Escola, ônibus e caminhão de coleta de lixo foram incendiados

João Valadares
Recife

​Mesmo após reforço de policiais militares da reserva, o Ceará chegou ao 20º dia desde o início da onda de ataques com registros de um fim de semana violento. Uma escola, um caminhão de coleta de lixo e um ônibus foram incendiados por criminosos.

Na madrugada desta segunda-feira (21), o colégio público Geralda Bonifácio Rodrigues, em Itarema, no litoral oeste do estado, ficou parcialmente destruído depois de criminosos atearem fogo.

As chamas atingiram materiais escolares, cadeiras, mesas e vários eletrodomésticos. Ninguém foi preso até o momento. Em Jaguaruana, cidade localizada no Vale do Jaguaribe, um caminhão que fazia a coleta de lixo do município ficou completamente destruído após ser incendiado.

Na noite deste domingo (20), em Fortaleza, outro coletivo foi atacado no bairro do Mondubim. Ninguém ficou ferido. Um pouco antes, dois criminosos que estavam em duas motocicletas tentaram atear fogo numa van que fazia transporte alternativo no bairro de Jangurussu, em Fortaleza. Algumas partes do veículo foram danificadas.

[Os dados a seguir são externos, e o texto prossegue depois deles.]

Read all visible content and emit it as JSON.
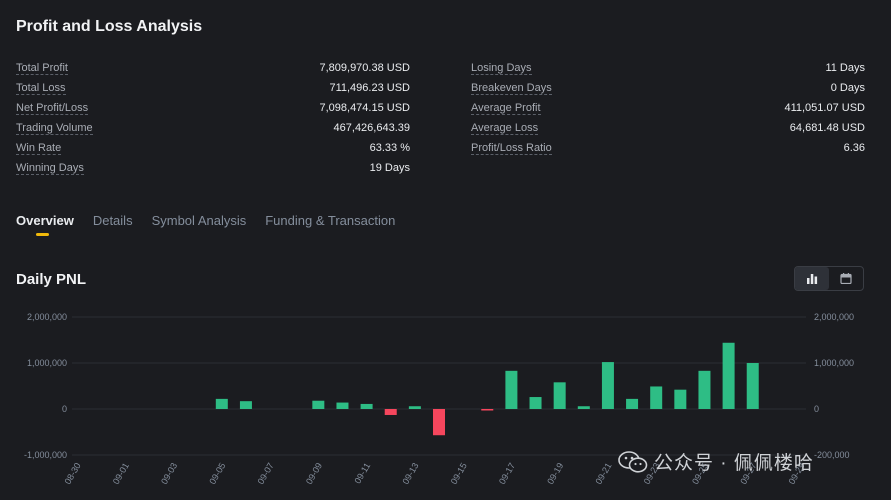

Desde o dia 2 de janeiro, quando teve início a onda de ataques contra o patrimônio público e privado, o Governo do Ceará registrou 222 ações criminosas. Houve ocorrências em 47 cidades.

As forças de segurança do Ceará conseguiram deter 400 pessoas suspeita de envolvimentos nos crimes.

Para tentar amenizar a situação, o governo convocou 1.200 policiais militares da reserva. Deste total, 810 se apresentaram. A assessoria de comunicação da Polícia Militar informou que, na sexta-feira (18), 150 homens iniciaram o trabalho na capital.

Na tarde desta segunda-feira (21), será divulgada a quantidade de aposentados que estão trabalhando em outras cidades do estado.  ​

O estado também recebeu cerca de 400 homens da Força Nacional, para policiamento e vigilância de presídios, e pediu novos reforços ao ministro da Justiça, Sergio Moro, na semana passada.